Дунаев понял ее. Она просила его помощи в деликатном деле — чтобы первая брачная ночь не принесла боли и разочарований, а напротив, доставила удовольствие. В этой просьбе содержалась другая — об общем благополучии, о том, чтобы все в доме шло хорошо, чтобы близкие были здоровы, чтобы водились деньги. Дунаев, или «неизвестный солдат», как теперь его называли, понял все это очень хорошо.
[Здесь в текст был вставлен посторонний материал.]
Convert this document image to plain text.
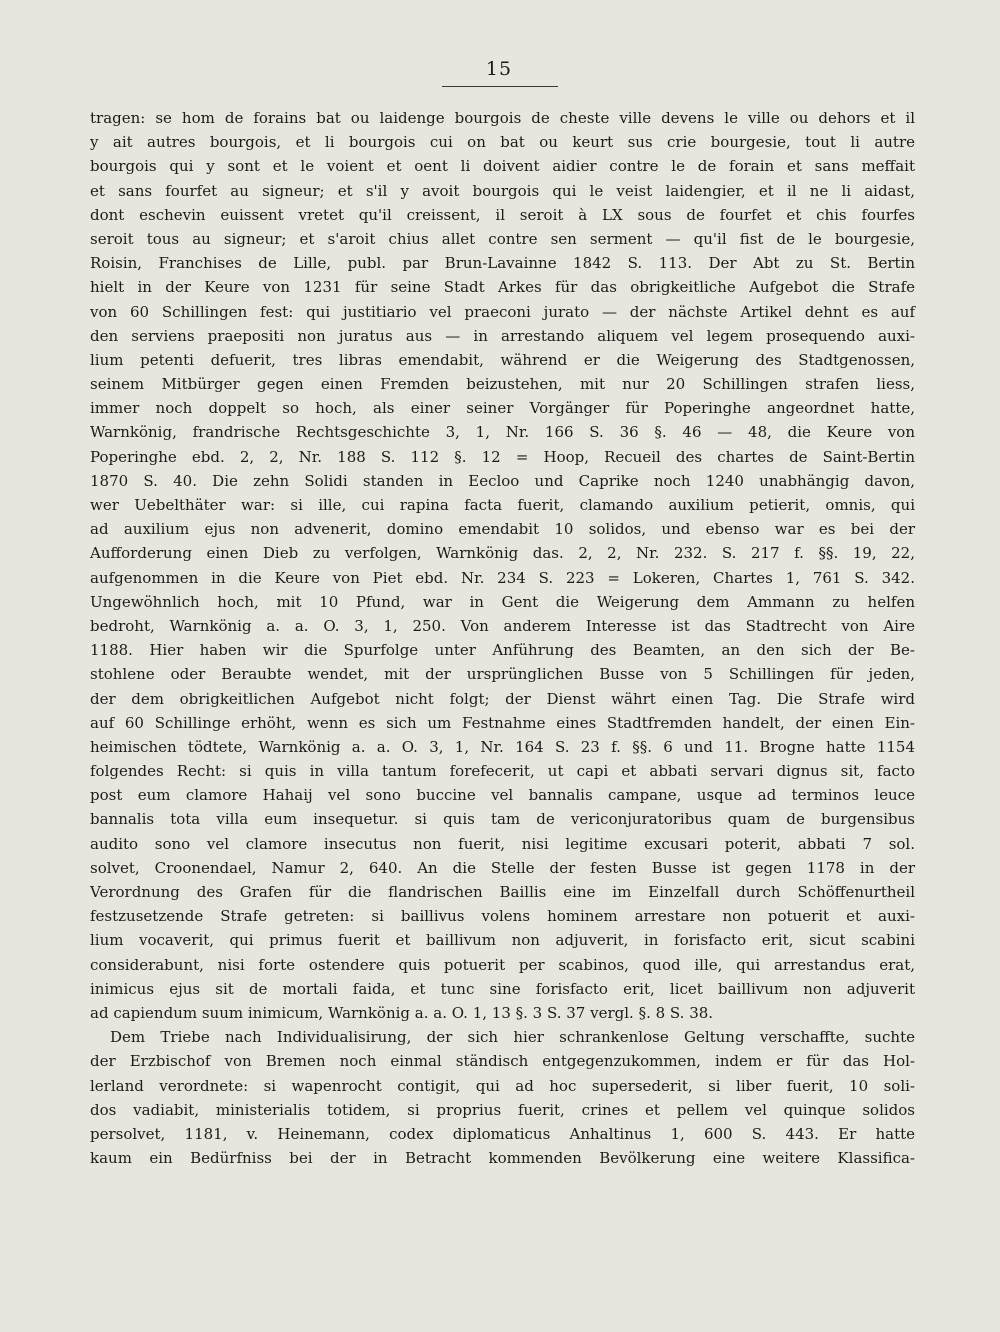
15
tragen: se hom de forains bat ou laidenge bourgois de cheste ville devens le ville ou dehors et il
y ait autres bourgois, et li bourgois cui on bat ou keurt sus crie bourgesie, tout li autre
bourgois qui y sont et le voient et oent li doivent aidier contre le de forain et sans meffait
et sans fourfet au signeur; et s'il y avoit bourgois qui le veist laidengier, et il ne li aidast,
dont eschevin euissent vretet qu'il creissent, il seroit à LX sous de fourfet et chis fourfes
seroit tous au signeur; et s'aroit chius allet contre sen serment — qu'il fist de le bourgesie,
Roisin, Franchises de Lille, publ. par Brun-Lavainne 1842 S. 113. Der Abt zu St. Bertin
hielt in der Keure von 1231 für seine Stadt Arkes für das obrigkeitliche Aufgebot die Strafe
von 60 Schillingen fest: qui justitiario vel praeconi jurato — der nächste Artikel dehnt es auf
den serviens praepositi non juratus aus — in arrestando aliquem vel legem prosequendo auxi-
lium petenti defuerit, tres libras emendabit, während er die Weigerung des Stadtgenossen,
seinem Mitbürger gegen einen Fremden beizustehen, mit nur 20 Schillingen strafen liess,
immer noch doppelt so hoch, als einer seiner Vorgänger für Poperinghe angeordnet hatte,
Warnkönig, frandrische Rechtsgeschichte 3, 1, Nr. 166 S. 36 §. 46 — 48, die Keure von
Poperinghe ebd. 2, 2, Nr. 188 S. 112 §. 12 = Hoop, Recueil des chartes de Saint-Bertin
1870 S. 40. Die zehn Solidi standen in Eecloo und Caprike noch 1240 unabhängig davon,
wer Uebelthäter war: si ille, cui rapina facta fuerit, clamando auxilium petierit, omnis, qui
ad auxilium ejus non advenerit, domino emendabit 10 solidos, und ebenso war es bei der
Aufforderung einen Dieb zu verfolgen, Warnkönig das. 2, 2, Nr. 232. S. 217 f. §§. 19, 22,
aufgenommen in die Keure von Piet ebd. Nr. 234 S. 223 = Lokeren, Chartes 1, 761 S. 342.
Ungewöhnlich hoch, mit 10 Pfund, war in Gent die Weigerung dem Ammann zu helfen
bedroht, Warnkönig a. a. O. 3, 1, 250. Von anderem Interesse ist das Stadtrecht von Aire
1188. Hier haben wir die Spurfolge unter Anführung des Beamten, an den sich der Be-
stohlene oder Beraubte wendet, mit der ursprünglichen Busse von 5 Schillingen für jeden,
der dem obrigkeitlichen Aufgebot nicht folgt; der Dienst währt einen Tag. Die Strafe wird
auf 60 Schillinge erhöht, wenn es sich um Festnahme eines Stadtfremden handelt, der einen Ein-
heimischen tödtete, Warnkönig a. a. O. 3, 1, Nr. 164 S. 23 f. §§. 6 und 11. Brogne hatte 1154
folgendes Recht: si quis in villa tantum forefecerit, ut capi et abbati servari dignus sit, facto
post eum clamore Hahaij vel sono buccine vel bannalis campane, usque ad terminos leuce
bannalis tota villa eum insequetur. si quis tam de vericonjuratoribus quam de burgensibus
audito sono vel clamore insecutus non fuerit, nisi legitime excusari poterit, abbati 7 sol.
solvet, Croonendael, Namur 2, 640. An die Stelle der festen Busse ist gegen 1178 in der
Verordnung des Grafen für die flandrischen Baillis eine im Einzelfall durch Schöffenurtheil
festzusetzende Strafe getreten: si baillivus volens hominem arrestare non potuerit et auxi-
lium vocaverit, qui primus fuerit et baillivum non adjuverit, in forisfacto erit, sicut scabini
considerabunt, nisi forte ostendere quis potuerit per scabinos, quod ille, qui arrestandus erat,
inimicus ejus sit de mortali faida, et tunc sine forisfacto erit, licet baillivum non adjuverit
ad capiendum suum inimicum, Warnkönig a. a. O. 1, 13 §. 3 S. 37 vergl. §. 8 S. 38.
Dem Triebe nach Individualisirung, der sich hier schrankenlose Geltung verschaffte, suchte
der Erzbischof von Bremen noch einmal ständisch entgegenzukommen, indem er für das Hol-
lerland verordnete: si wapenrocht contigit, qui ad hoc supersederit, si liber fuerit, 10 soli-
dos vadiabit, ministerialis totidem, si proprius fuerit, crines et pellem vel quinque solidos
persolvet, 1181, v. Heinemann, codex diplomaticus Anhaltinus 1, 600 S. 443. Er hatte
kaum ein Bedürfniss bei der in Betracht kommenden Bevölkerung eine weitere Klassifica-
Он вообще все теперь понимал.
В ответ на просьбу невесты одна из его микроскопических искр скользнула вверх по ее ногам и легонько обожгла сокровенное место — не сильнее тех безобидных укусов крапивы, которые она, должно быть, не раз получала, носясь в детстве в короткой юбке по подмосковным зарослям, собирая малину и играя в прятки возле сонливой, прогретой солнцем дачи. Это микроскопическое обжигающее прикосновение должно было обеспечить то, о чем она просила. Дунаев знал: так будет. Из глубины огня он благожелательно глядел на девушку, сообщая ей благополучие, хорошие отношения с мужем, радость секса, легкие роды, быструю и счастливую смерть в возрасте восьмидесяти девяти лет ясным июньским вечером на той самой даче, где она когда-то собирала малину и бродила по крапивным зарослям.